Coolsville Comics & Toys is a parody of the Meltdown Comics & Collectibles on Sunset Boulevard in Hollywood, California. The treadmill scene in the gym is a reference to the music video for OK Go's "Here It Goes Again" (complete with the song itself playing). Homer, accused of being a monster, runs for refuge into Springfield's Notre Dame. This is an allusion to The Hunchback of Notre-Dame, Homer being the physically disfigured Quasimodo and Marge being his paramour, Ésmeralda.
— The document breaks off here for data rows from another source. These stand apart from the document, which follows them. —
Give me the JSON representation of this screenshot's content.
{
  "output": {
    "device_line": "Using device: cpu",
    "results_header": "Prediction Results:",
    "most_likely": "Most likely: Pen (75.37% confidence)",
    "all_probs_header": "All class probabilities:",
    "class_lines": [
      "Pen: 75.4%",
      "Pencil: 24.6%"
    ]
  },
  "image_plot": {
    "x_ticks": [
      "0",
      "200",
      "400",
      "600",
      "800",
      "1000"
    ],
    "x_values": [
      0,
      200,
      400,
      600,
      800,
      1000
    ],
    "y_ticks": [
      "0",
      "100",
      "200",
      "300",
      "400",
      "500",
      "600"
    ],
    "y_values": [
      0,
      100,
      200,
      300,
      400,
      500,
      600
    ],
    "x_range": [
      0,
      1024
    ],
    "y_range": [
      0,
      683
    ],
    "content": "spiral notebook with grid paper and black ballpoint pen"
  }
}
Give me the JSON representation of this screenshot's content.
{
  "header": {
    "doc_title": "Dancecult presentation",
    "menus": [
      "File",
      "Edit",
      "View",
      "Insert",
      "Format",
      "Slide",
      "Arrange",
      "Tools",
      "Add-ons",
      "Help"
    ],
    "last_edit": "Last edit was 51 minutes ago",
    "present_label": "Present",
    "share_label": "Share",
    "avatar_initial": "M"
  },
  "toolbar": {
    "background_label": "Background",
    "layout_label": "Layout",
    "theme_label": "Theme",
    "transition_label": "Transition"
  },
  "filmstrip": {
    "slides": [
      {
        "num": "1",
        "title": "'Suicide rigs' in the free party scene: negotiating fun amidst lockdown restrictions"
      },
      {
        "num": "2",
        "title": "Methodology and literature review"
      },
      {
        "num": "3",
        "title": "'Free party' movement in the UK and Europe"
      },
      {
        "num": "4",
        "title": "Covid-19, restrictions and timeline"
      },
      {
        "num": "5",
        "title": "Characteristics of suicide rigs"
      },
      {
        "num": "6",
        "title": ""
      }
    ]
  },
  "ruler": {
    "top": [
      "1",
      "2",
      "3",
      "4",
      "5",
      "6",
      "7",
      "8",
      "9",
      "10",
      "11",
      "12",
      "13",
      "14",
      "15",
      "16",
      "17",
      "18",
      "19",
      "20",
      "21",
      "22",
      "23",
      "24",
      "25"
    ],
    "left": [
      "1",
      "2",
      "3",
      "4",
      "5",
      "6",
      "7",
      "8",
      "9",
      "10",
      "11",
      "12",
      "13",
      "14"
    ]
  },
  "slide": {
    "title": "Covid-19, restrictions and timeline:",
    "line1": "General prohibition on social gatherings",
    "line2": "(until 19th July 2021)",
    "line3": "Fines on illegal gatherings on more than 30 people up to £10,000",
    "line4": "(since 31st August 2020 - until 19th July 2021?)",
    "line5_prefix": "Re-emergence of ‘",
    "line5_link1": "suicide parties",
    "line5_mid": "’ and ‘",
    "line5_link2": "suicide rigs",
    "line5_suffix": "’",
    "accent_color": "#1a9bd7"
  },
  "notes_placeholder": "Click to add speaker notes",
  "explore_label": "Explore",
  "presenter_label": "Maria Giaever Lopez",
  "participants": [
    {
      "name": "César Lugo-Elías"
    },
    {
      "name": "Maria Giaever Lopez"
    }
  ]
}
==Allegations of predicting 2019 Notre Dame fire==
Following the fire which occurred at the Notre Dame Cathedral in Paris, France in April 2019, rumors swirled that the episode, which featured a torch wielding mob chase Homer and Marge to Springfield's Notre Dame cathedral, predicted the fire, with even a photo of Mr. Burns standing outside the burning Notre Dame Cathedral of Springfield, which appeared in this episode, spreading across social media. Allegations also spread afterwards that a line which a character said in the 2004 film Before Sunset, "But you have to think that Notre Dame will be gone one day," predicted the fire.

==Reception==
===Viewing figures===
The episode's initial broadcast earned a 3.7 rating and was watched by 10.56 million viewers, which was the 30th most-watched show that week.

===Critical response===
Robert Canning of IGN called it an episode that can keep viewers entertained and laughing. He called the character of Milo and Jack Black a perfect fit and particularly enjoyed the appearances of comic book legends Alan Moore, Art Spiegelman and Dan Clowes. He did note that the Homer/Marge plot was "not nearly as enjoyable as the comic related bits" and gave the episode a 7/10.

Richard Keller of TV Squad was surprised by the change in plot from about a comic book store to Homer's fitness. He liked the sight of Homer's fat being clipped to his back and the scene of Homer asks Marge why she stays with him. However, he thought Jack Black was underused in the episode.

In 2007, Entertainment Weekly named Jack Black's role as Milo the second of 16 great guest stars on The Simpsons.

The scene depicting Homer with his excess fat tied behind him before Marge was popularized as an internet meme.